En la mayoría de los casos, los encondromas son asintomáticos y se descubren de forma incidental al realizar una radiografía por otros motivos. Sin embargo, en ciertos casos pueden producir:
- Dolor, especialmente si el tumor alcanza un tamaño considerable.
- Deformidad o fractura del hueso afectado.
- Crecimiento más lento de la zona ósea en niños o adolescentes.
¿Cuáles son las causas del encondroma?
A día de hoy, no se conoce una causa concreta. Se baraja la posibilidad de que el encondroma sea un resto de cartílago de crecimiento de la infancia que no se reabsorbió adecuadamente durante el desarrollo óseo.
¿El encondroma es una enfermedad grave?
El encondroma es un tumor benigno, lo que significa que no se comporta de manera agresiva ni invade otros tejidos. En la mayoría de los casos, no representa un riesgo grave para la salud y suele requerir únicamente seguimiento médico.
En situaciones excepcionales, como cuando se presentan múltiples tumores o en pacientes con enfermedades asociadas, puede haber riesgo de transformación maligna hacia un condrosarcoma (forma cancerosa), aunque esto es muy poco frecuente.

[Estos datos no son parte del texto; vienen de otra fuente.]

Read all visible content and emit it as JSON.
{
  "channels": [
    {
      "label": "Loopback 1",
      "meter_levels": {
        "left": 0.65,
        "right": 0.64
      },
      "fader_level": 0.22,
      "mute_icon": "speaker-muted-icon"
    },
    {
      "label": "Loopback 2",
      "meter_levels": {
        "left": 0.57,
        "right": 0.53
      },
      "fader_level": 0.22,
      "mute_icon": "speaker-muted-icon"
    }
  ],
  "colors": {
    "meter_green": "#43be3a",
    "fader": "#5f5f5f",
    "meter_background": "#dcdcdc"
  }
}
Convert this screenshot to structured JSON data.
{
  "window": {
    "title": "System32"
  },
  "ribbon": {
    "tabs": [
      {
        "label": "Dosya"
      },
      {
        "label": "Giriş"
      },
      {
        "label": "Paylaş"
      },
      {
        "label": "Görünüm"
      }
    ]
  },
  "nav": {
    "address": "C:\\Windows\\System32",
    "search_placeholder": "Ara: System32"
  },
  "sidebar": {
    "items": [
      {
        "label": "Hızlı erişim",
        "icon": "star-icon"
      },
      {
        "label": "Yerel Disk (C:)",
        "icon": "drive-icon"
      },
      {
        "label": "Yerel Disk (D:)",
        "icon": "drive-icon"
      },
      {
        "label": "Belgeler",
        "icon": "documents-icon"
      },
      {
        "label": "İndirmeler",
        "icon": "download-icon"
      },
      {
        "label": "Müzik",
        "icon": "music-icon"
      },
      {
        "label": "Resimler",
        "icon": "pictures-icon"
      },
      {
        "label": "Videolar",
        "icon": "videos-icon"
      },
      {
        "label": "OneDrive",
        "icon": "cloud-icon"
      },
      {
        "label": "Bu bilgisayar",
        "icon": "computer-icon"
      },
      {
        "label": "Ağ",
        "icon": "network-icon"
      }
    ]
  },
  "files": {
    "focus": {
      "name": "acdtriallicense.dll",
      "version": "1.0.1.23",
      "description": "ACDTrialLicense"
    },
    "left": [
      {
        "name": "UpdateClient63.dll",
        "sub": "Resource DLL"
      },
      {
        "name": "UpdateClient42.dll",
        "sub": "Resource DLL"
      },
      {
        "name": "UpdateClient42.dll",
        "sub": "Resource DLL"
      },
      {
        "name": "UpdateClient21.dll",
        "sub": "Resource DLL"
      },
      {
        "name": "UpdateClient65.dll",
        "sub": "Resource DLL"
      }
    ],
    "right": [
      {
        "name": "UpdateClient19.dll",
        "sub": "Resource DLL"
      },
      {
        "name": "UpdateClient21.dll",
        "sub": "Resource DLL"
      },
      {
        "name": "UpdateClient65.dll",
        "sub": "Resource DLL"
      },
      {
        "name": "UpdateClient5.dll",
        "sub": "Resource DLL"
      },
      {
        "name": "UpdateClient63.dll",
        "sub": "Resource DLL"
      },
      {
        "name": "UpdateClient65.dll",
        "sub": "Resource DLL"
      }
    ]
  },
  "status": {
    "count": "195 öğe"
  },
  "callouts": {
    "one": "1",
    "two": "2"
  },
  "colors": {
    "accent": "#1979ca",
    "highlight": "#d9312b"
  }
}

¿Cómo se diagnostica un encondroma?
El diagnóstico comienza con un examen físico, aunque lo más habitual es que se soliciten pruebas de imagen para confirmar la presencia del tumor. Entre ellas:
- Radiografía: permite visualizar el aspecto característico del tumor en el hueso.
- Resonancia magnética: útil para observar los tejidos blandos y definir mejor la extensión.
- Tomografía axial computarizada (TAC): proporciona detalles precisos sobre la estructura ósea.
- Gammagrafía ósea: se utiliza ocasionalmente para valorar la actividad del tumor.
Estas pruebas permiten diferenciar el encondroma de otras lesiones óseas, benignas o malignas.
¿Se puede prevenir el encondroma?
Actualmente, no existen medidas preventivas para evitar la aparición de encondromas, ya que se desconoce su causa exacta y no está asociada a factores de riesgo modificables.
Tratamientos para el encondroma
El tratamiento dependerá de si el encondroma causa síntomas o presenta riesgo de complicaciones.
- En casos asintomáticos, se opta por un seguimiento médico periódico mediante pruebas de imagen para asegurarse de que el tumor no crece ni cambia de forma.
- Si el tumor provoca dolor, fracturas o se sospecha transformación maligna, el tratamiento recomendado suele ser la cirugía, que puede incluir:
- Curetaje: raspado del tumor del interior del hueso.
- Relleno con injerto óseo: tras el curetaje, se rellena el espacio con hueso del propio paciente o artificial.
- En casos más complejos, podría requerirse una resección segmentaria del hueso afectado.
¿Qué especialista trata el encondroma?
El encondroma debe ser valorado y tratado por un especialista en Traumatología y Cirugía Ortopédica, preferentemente con experiencia en tumores óseos. En algunos casos, también puede intervenir un equipo multidisciplinar si se sospecha una condición más compleja o poco común.